Some of my work
ML research & engineering at Demokratis.ch
Demokratis transforms Switzerland’s consultation procedure on new laws (Vernehmlassungsverfahren) by bringing it into the digital age and making it more accessible. To achieve this, we need to automatically process and comprehend thousands of pages of legal text in three languages. I conduct research on the best NLP tools and state-of-the-art language models to employ, and I’m responsible for deploying these solutions into production. demokratis.ch ↗︎
Redesigning and optimising a cluster of microservices at an algorithmic trading firm
The client brought me on to rethink their architecture for distributed, near real-time processing of market data. The goal was to create a more maintainable system and resolve critical performance bottlenecks. I analyzed the existing codebase, proposed refactoring strategies, and executed a proof-of-concept refactor of the most complex microservice. Additionally, I extensively profiled their Python code and implemented several in-process performance optimizations.
Elastic compute & MLOps at an algorithmic trading firm
Highly reliant on agile, high-quality research, this company employs dozens of data scientists and researchers across multiple teams. My role was to design and initiate a company-wide framework, platform, and set of standards and best practices for data science and ML research, evolution, training, and deployment. A key aspect of this work was developing a parallel computing framework for training models on large cloud clusters.
Talks on Python software engineering
I publicly spoke about Python software engineering on several occasions, for example about static typing, real-time market visualization, or trading platform design in general. (In case you’re wondering, I used to have a different surname in the past.) I like sharing my knowledge and experience with others, and am always open to speaking at conferences and meetups.

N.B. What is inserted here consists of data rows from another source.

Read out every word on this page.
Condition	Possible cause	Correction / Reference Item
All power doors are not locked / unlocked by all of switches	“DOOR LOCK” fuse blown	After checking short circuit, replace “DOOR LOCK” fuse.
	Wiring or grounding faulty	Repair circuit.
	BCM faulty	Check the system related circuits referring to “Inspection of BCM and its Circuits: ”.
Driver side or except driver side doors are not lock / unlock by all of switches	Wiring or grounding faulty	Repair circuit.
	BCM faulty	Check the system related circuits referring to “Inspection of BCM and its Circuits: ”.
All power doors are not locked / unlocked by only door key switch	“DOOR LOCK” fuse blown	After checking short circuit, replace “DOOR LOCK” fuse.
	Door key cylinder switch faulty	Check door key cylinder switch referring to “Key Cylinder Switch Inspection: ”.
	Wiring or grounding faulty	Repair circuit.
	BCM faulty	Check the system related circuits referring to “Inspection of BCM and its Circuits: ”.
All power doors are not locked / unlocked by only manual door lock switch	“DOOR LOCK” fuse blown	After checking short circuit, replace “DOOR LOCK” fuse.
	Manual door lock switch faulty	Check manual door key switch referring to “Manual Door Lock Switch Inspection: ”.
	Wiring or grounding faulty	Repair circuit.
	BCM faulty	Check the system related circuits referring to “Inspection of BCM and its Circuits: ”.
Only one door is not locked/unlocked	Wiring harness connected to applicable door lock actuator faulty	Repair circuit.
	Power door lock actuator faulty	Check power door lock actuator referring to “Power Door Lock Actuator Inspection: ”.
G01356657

Parallel computing & other news in Python
In addition to my conference talks, I also analyse and write about new features in Python. In 2024, new parallel execution models became possible in Python, and I built a tracker project to follow their general availability. And to summarise the main topics and the hottest GitHub projects in the Python ecosystem in the past year, I created a comprehensive 2023 summary using machine learning and manual curation. python.tips ↗︎
Consulting on trading and risk management for a crypto payment processor
The core business of this company is processing cryptocurrency payments and acting as a gateway between traditional banking and digital assets. Beneath the surface, however, lies a complex operation similar to running a market-making trading desk. I was hired to help them understand this business model and its key risks. Drawing on my experience in quantitative trading, I analysed their live trading data and assessed the efficiency of their current market operations. I delivered a report with recommendations for key improvements, as well as reproducible code for further data analysis.